En cualquier caso, las obvias dificultades para aplicar las enseñanzas del presidencialismo creado hace más de 200 años en Estados Unidos al parlamentarismo europeo no afectan a la eventual influencia ejercida por esa brillante e inteligente serie televisiva centrada en el modelo americano sobre la clase política de un sistema tan diferente como el español. La tendencia de la mediocre realidad a imitar la embellecida imagen pintada en el espejo es irresistible. Para llegar a esa conclusión, no hace falta toparse con el decorado del Ala Oeste de la Casa Blanca en los jardines del complejo de La Moncloa (tan famoso, dijo una vez Fraga, como el de Edipo descubierto por Freud). Hay sobrados indicios para sospechar que durante el último quinquenio han abundado las iniciativas de los asesores de imagen dirigidas a sesgar en sentido presidencialista el organigrama del poder propio del régimen parlamentario.

Por lo pronto, el ámbito de autonomía de los ministros de Zapatero y su visibilidad ante la opinión pública están hipotecados por su condición de terminales ejecutores de la voluntad presidencial.

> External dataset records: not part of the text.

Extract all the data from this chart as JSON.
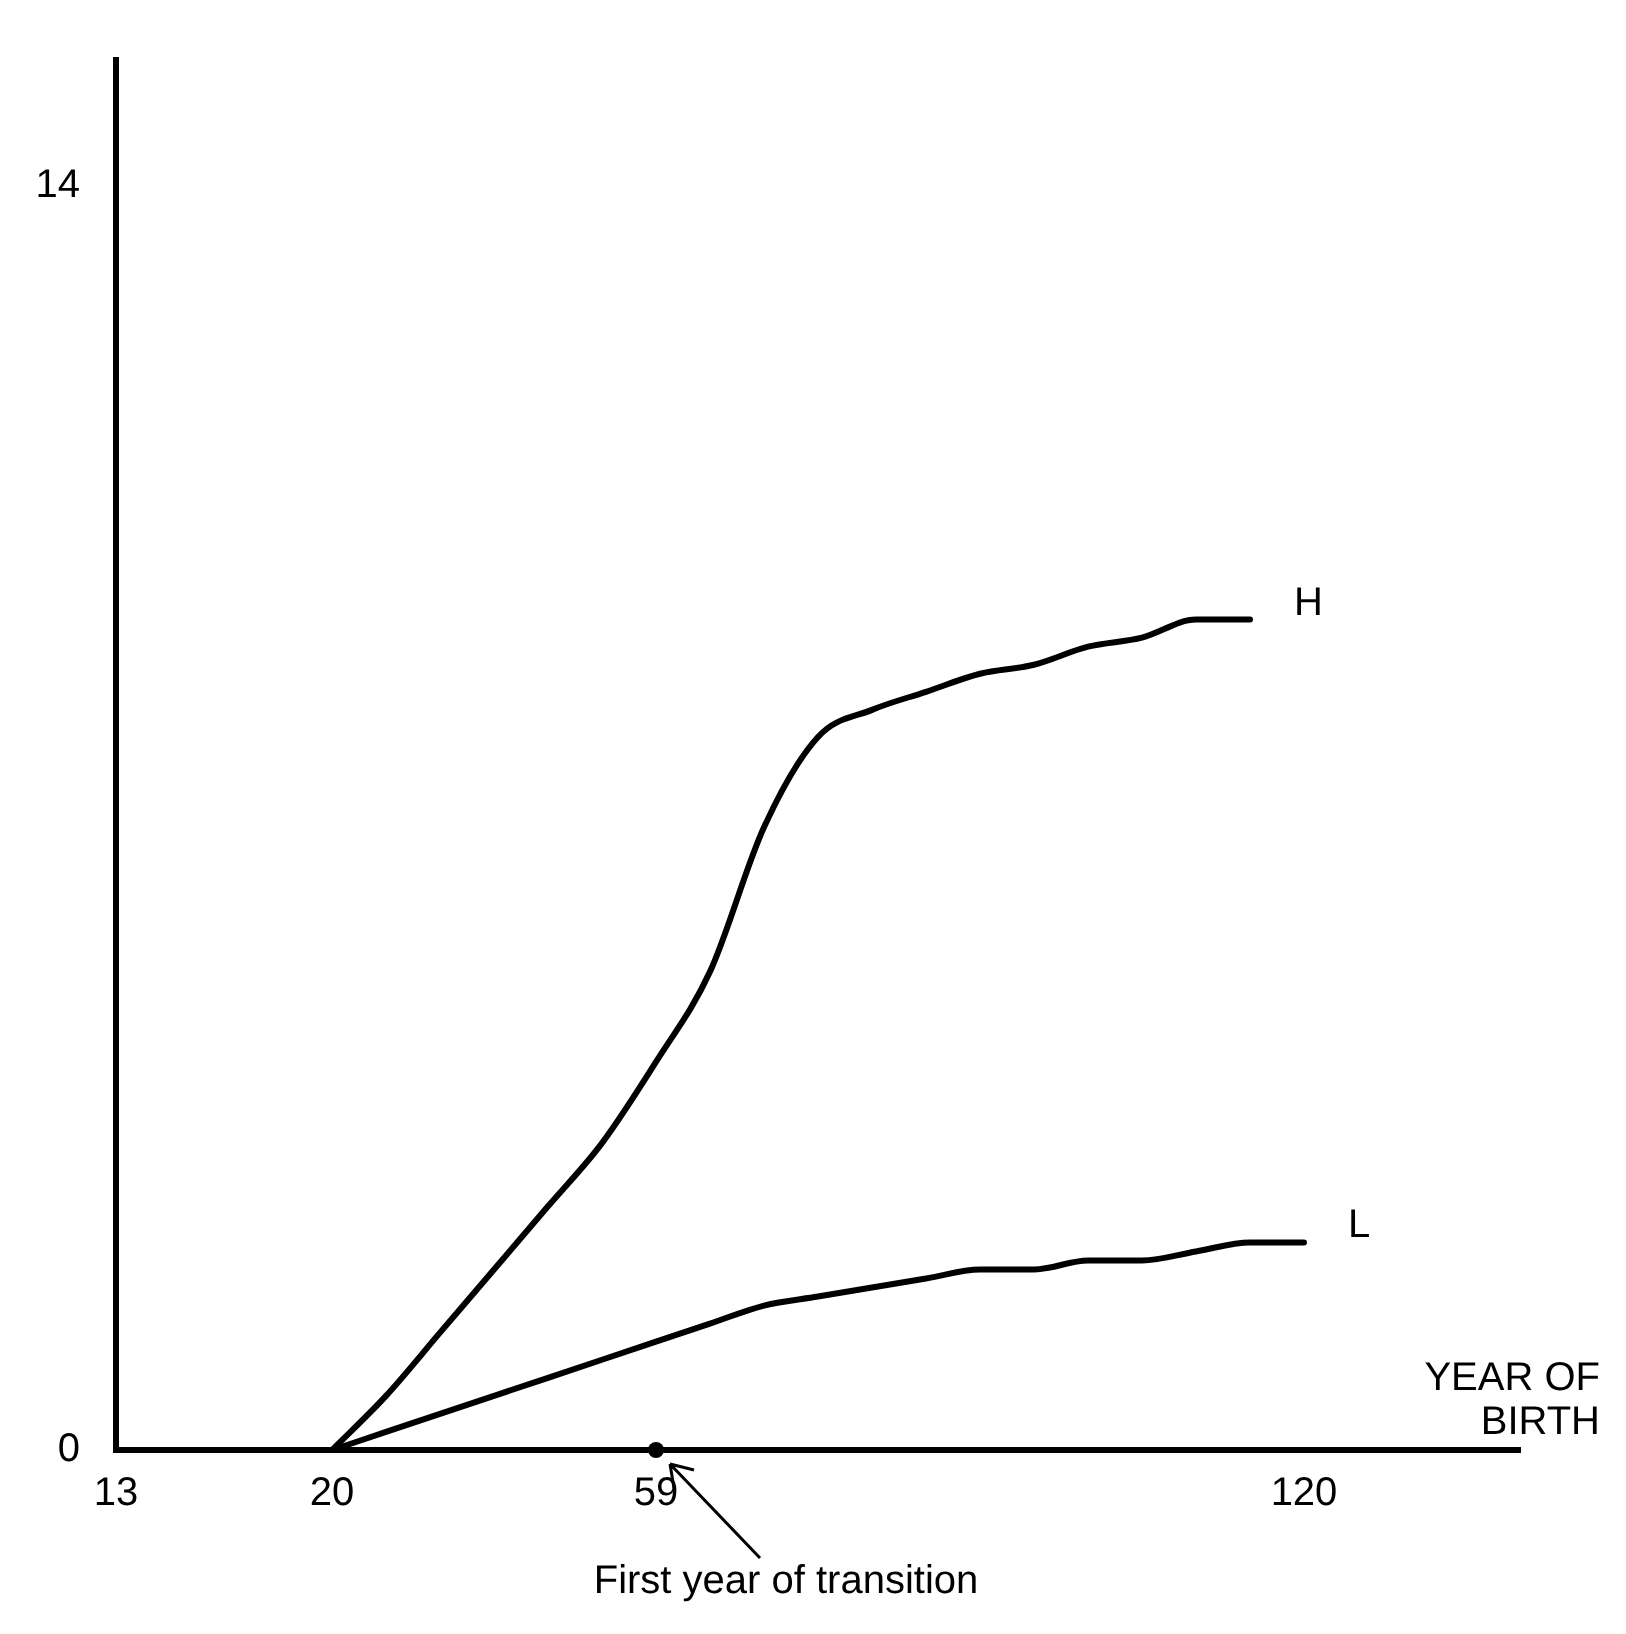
{
  "chart_data": {
    "type": "line",
    "xlabel": "YEAR OF BIRTH",
    "categories": [
      "13",
      null,
      null,
      null,
      "20",
      null,
      null,
      null,
      null,
      null,
      "59",
      null,
      null,
      null,
      null,
      null,
      null,
      null,
      null,
      null,
      null,
      null,
      "120",
      null,
      null,
      null,
      null
    ],
    "series": [
      {
        "name": "H",
        "color": "#000000",
        "values": [
          null,
          null,
          null,
          null,
          0,
          0.6,
          1.3,
          2.0,
          2.7,
          3.4,
          4.3,
          5.3,
          6.9,
          7.9,
          8.2,
          8.4,
          8.6,
          8.7,
          8.9,
          9.0,
          9.2,
          9.2,
          null,
          null,
          null,
          null,
          null
        ]
      },
      {
        "name": "L",
        "color": "#000000",
        "values": [
          null,
          null,
          null,
          null,
          0,
          0.2,
          0.4,
          0.6,
          0.8,
          1.0,
          1.2,
          1.4,
          1.6,
          1.7,
          1.8,
          1.9,
          2.0,
          2.0,
          2.1,
          2.1,
          2.2,
          2.3,
          2.3,
          null,
          null,
          null,
          null
        ]
      }
    ],
    "ylim": [
      0,
      15.4
    ],
    "yticks": [
      0,
      14
    ],
    "grid": false,
    "legend": false,
    "marker": "none",
    "line_style": "solid",
    "annotations": [
      {
        "text": "First year of transition",
        "x": "59",
        "y": 0
      }
    ]
  }
}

Mientras al vicepresidente Solbes se le negó ya en 2004 la posibilidad de elegir a su equipo ministerial para el área económica, la vicepresidenta Fernández de la Vega se limita a cumplir crispadamente las tareas disciplinarias de control que les suelen ser asignadas a las gobernantas de las residencias. Las intromisiones desde arriba para designar a cargos de segundo nivel en algunos ministerios -unos nombramientos justificados a veces por la paridad pero motivados en realidad por el deseo de parcelar lealtades- reducen todavía más la capacidad de vuelo de los titulares de los departamentos. Si el ministro de Administraciones Públicas Jordi Sevilla fue ostentosamente apartado en la anterior legislatura de la negociación de los Estatutos de Autonomía, el recién desaparecido ministro de Justicia, Mariano Bermejo, tampoco participó en las conversaciones para elegir al nuevo Consejo del Poder Judicial.

El penoso espectáculo deparado la semana pasada dentro del Gobierno a propósito de la retirada de Kosovo podría, tal vez, ser explicado -aunque nunca justificado- por el espíritu de Ala Oeste que revolotea como un fantasma por el palacio de la Moncloa y que desplaza las tomas de decisión del Estado desde los luminosos ámbitos predeterminados por la Constitución hasta las zonas de penumbra donde todos los gatos son pardos. En el auto cómico-sacramental de Kosovo, el presidente del Gobierno habría sido el deus ex-machina que dicta desde las alturas los contradictorios pronunciamientos expresados por la ministra de Defensa y por el secretario general de La Moncloa mientras que el titular de Asuntos Exteriores permanece in albis. Pero si el Consejo de Ministros sólo fuese una reunión de correveidiles dirigidos desde lejos por asesores de imagen, ¿a quién podría importar la anunciada crisis de Gobierno?